The sample size and power of the current study may have been limiting. The ROM outcomes are highly variable relative to the magnitude of change during recovery. This is particularly evident in the knee extension ROM. The target ROM is 0 degrees, therefore, detecting statistically significant differences may be challenging and clinically meaningful differences may not always coincide with the statistical findings. Some additional limitations to consider in the current study include the lack of direct supervision during use of the AACE which may have hindered the overall progress and ability to achieve maximal improvements. The researchers did attempt to monitor compliance but the data is unclear and a better way to assess and monitor this should be considered in the future if the implementation of such a device is planned. The provision of instructions on how to readjust and optimally position the cycle ergometer closer to the participant especially as increased knee ROM was achieved so that the participant continued to cycle at the maximal knee flexion angle, for example, may have further improved the results. Either direct supervision or virtual follow up may be required to continue to progress the home exercises and use of the device, achieving even better results in the desired clinical measures. From a design perspective for the actual cycle ergometer, a new design of the pedals and crank mechanism by which the ability to enable the extension of the crank arms may have also allowed for increased ROM to be achieved early in the rehabilitation process. Lastly, longer follow-up times may be necessary to see if a bigger post-operative treatment effect occurred with the use of the AACE compared to the standard of care. This must be balanced with the need to know versus being fiscally responsible in the presence of positive clinical outcomes. Additionally, for the purpose of this study the research team was interested in outcomes immediately following AACE use rather than in the years after.
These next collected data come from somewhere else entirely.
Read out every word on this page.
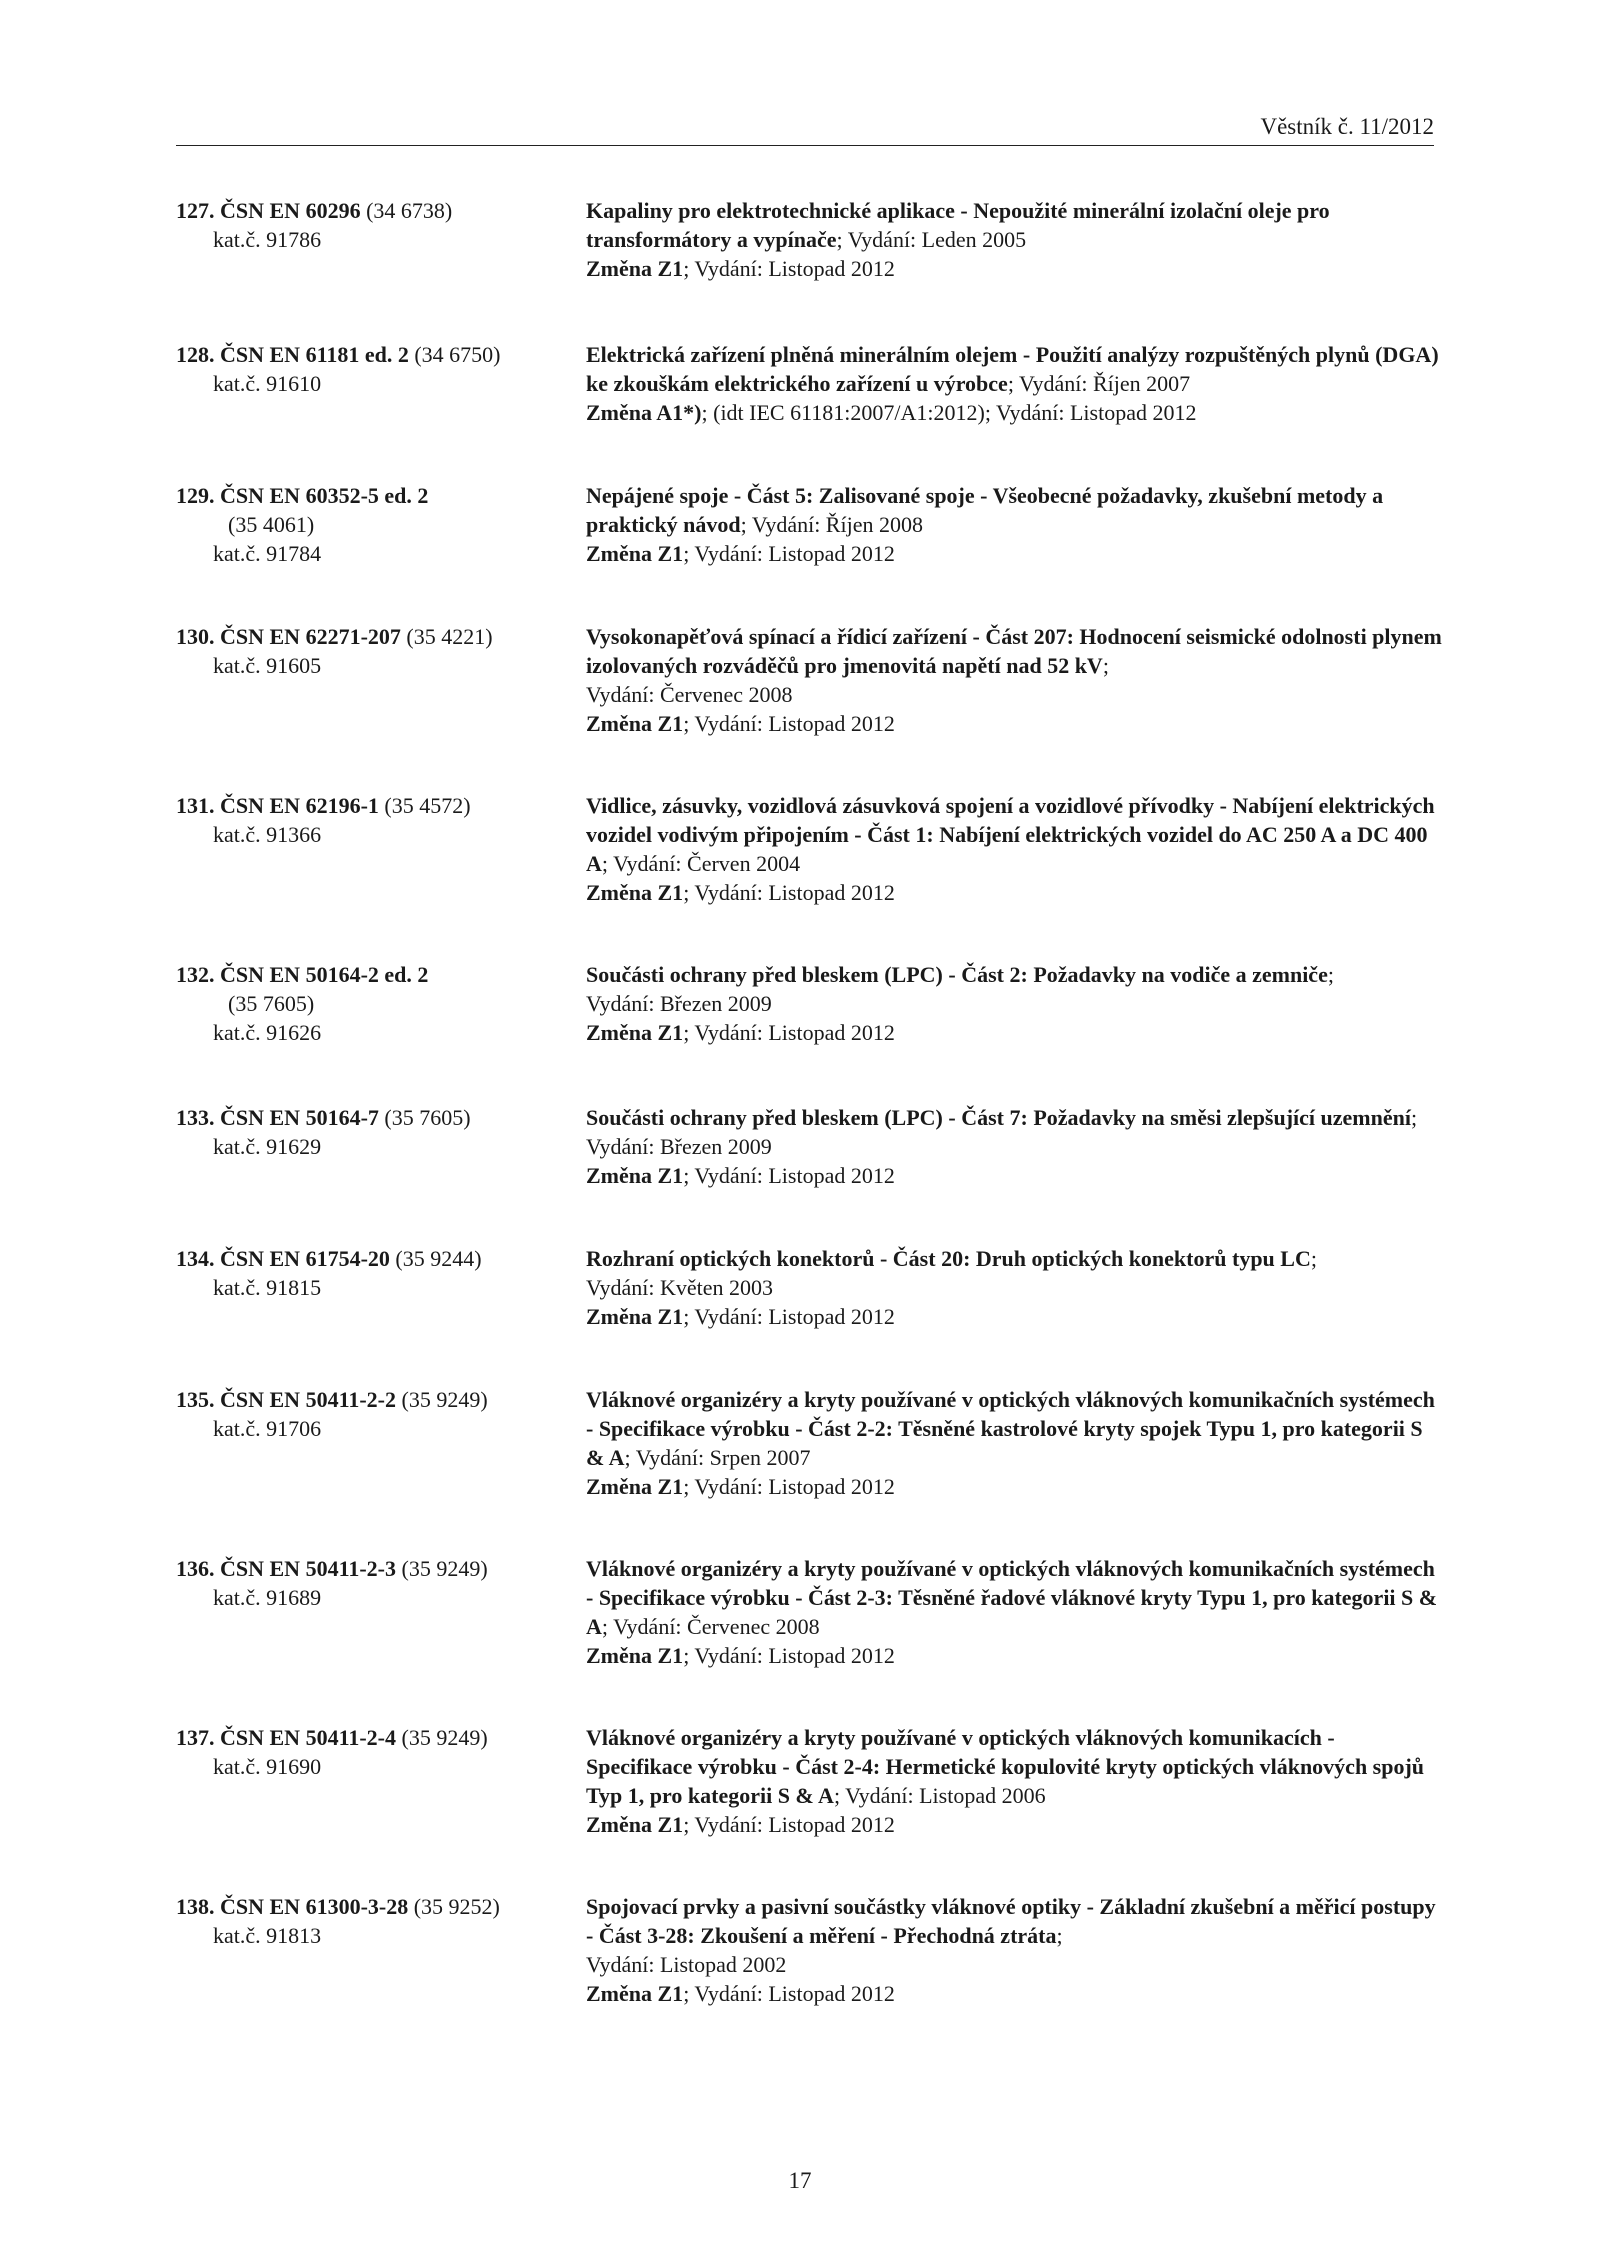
Věstník č. 11/2012
127. ČSN EN 60296 (34 6738)
kat.č. 91786

Kapaliny pro elektrotechnické aplikace - Nepoužité minerální izolační oleje pro transformátory a vypínače; Vydání: Leden 2005

Změna Z1; Vydání: Listopad 2012

128. ČSN EN 61181 ed. 2 (34 6750)
kat.č. 91610

Elektrická zařízení plněná minerálním olejem - Použití analýzy rozpuštěných plynů (DGA) ke zkouškám elektrického zařízení u výrobce; Vydání: Říjen 2007

Změna A1*); (idt IEC 61181:2007/A1:2012); Vydání: Listopad 2012

129. ČSN EN 60352-5 ed. 2
(35 4061)
kat.č. 91784

Nepájené spoje - Část 5: Zalisované spoje - Všeobecné požadavky, zkušební metody a praktický návod; Vydání: Říjen 2008

Změna Z1; Vydání: Listopad 2012

130. ČSN EN 62271-207 (35 4221)
kat.č. 91605

Vysokonapěťová spínací a řídicí zařízení - Část 207: Hodnocení seismické odolnosti plynem izolovaných rozváděčů pro jmenovitá napětí nad 52 kV;

Vydání: Červenec 2008

Změna Z1; Vydání: Listopad 2012

131. ČSN EN 62196-1 (35 4572)
kat.č. 91366

Vidlice, zásuvky, vozidlová zásuvková spojení a vozidlové přívodky - Nabíjení elektrických vozidel vodivým připojením - Část 1: Nabíjení elektrických vozidel do AC 250 A a DC 400 A; Vydání: Červen 2004

Změna Z1; Vydání: Listopad 2012

132. ČSN EN 50164-2 ed. 2
(35 7605)
kat.č. 91626

Součásti ochrany před bleskem (LPC) - Část 2: Požadavky na vodiče a zemniče;

Vydání: Březen 2009

Změna Z1; Vydání: Listopad 2012

133. ČSN EN 50164-7 (35 7605)
kat.č. 91629

Součásti ochrany před bleskem (LPC) - Část 7: Požadavky na směsi zlepšující uzemnění; Vydání: Březen 2009

Změna Z1; Vydání: Listopad 2012

134. ČSN EN 61754-20 (35 9244)
kat.č. 91815

Rozhraní optických konektorů - Část 20: Druh optických konektorů typu LC;

Vydání: Květen 2003

Změna Z1; Vydání: Listopad 2012

135. ČSN EN 50411-2-2 (35 9249)
kat.č. 91706

Vláknové organizéry a kryty používané v optických vláknových komunikačních systémech - Specifikace výrobku - Část 2-2: Těsněné kastrolové kryty spojek Typu 1, pro kategorii S & A; Vydání: Srpen 2007

Změna Z1; Vydání: Listopad 2012

136. ČSN EN 50411-2-3 (35 9249)
kat.č. 91689

Vláknové organizéry a kryty používané v optických vláknových komunikačních systémech - Specifikace výrobku - Část 2-3: Těsněné řadové vláknové kryty Typu 1, pro kategorii S & A; Vydání: Červenec 2008

Změna Z1; Vydání: Listopad 2012

137. ČSN EN 50411-2-4 (35 9249)
kat.č. 91690

Vláknové organizéry a kryty používané v optických vláknových komunikacích - Specifikace výrobku - Část 2-4: Hermetické kopulovité kryty optických vláknových spojů Typ 1, pro kategorii S & A; Vydání: Listopad 2006

Změna Z1; Vydání: Listopad 2012

138. ČSN EN 61300-3-28 (35 9252)
kat.č. 91813

Spojovací prvky a pasivní součástky vláknové optiky - Základní zkušební a měřicí postupy - Část 3-28: Zkoušení a měření - Přechodná ztráta;

Vydání: Listopad 2002

Změna Z1; Vydání: Listopad 2012

17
It is also important to acknowledge that these short-term results can be indicative of longer-term follow-up findings as knee score measures involving pain, function, and ROM have been shown to remain statistically the same between 3 month and 1-year follow-up times, [49] and continue to remain relatively stable for as long as 10 years [50].

Conclusions

The aim of this study was to examine the effect of the use of an active assisted cycle ergometer as an adjunct to post-operative treatment following TKA. Although there was not a statistically significant difference in the standard of care compared to the AACE group treatment protocol, there was a trend for a greater reduction in knee pain on the VAS and improved LEFS scores, and knee extension ROM and strength measures. The results of this study warrant further investigation into the use of an AACE in post-operative rehabilitation following TKA.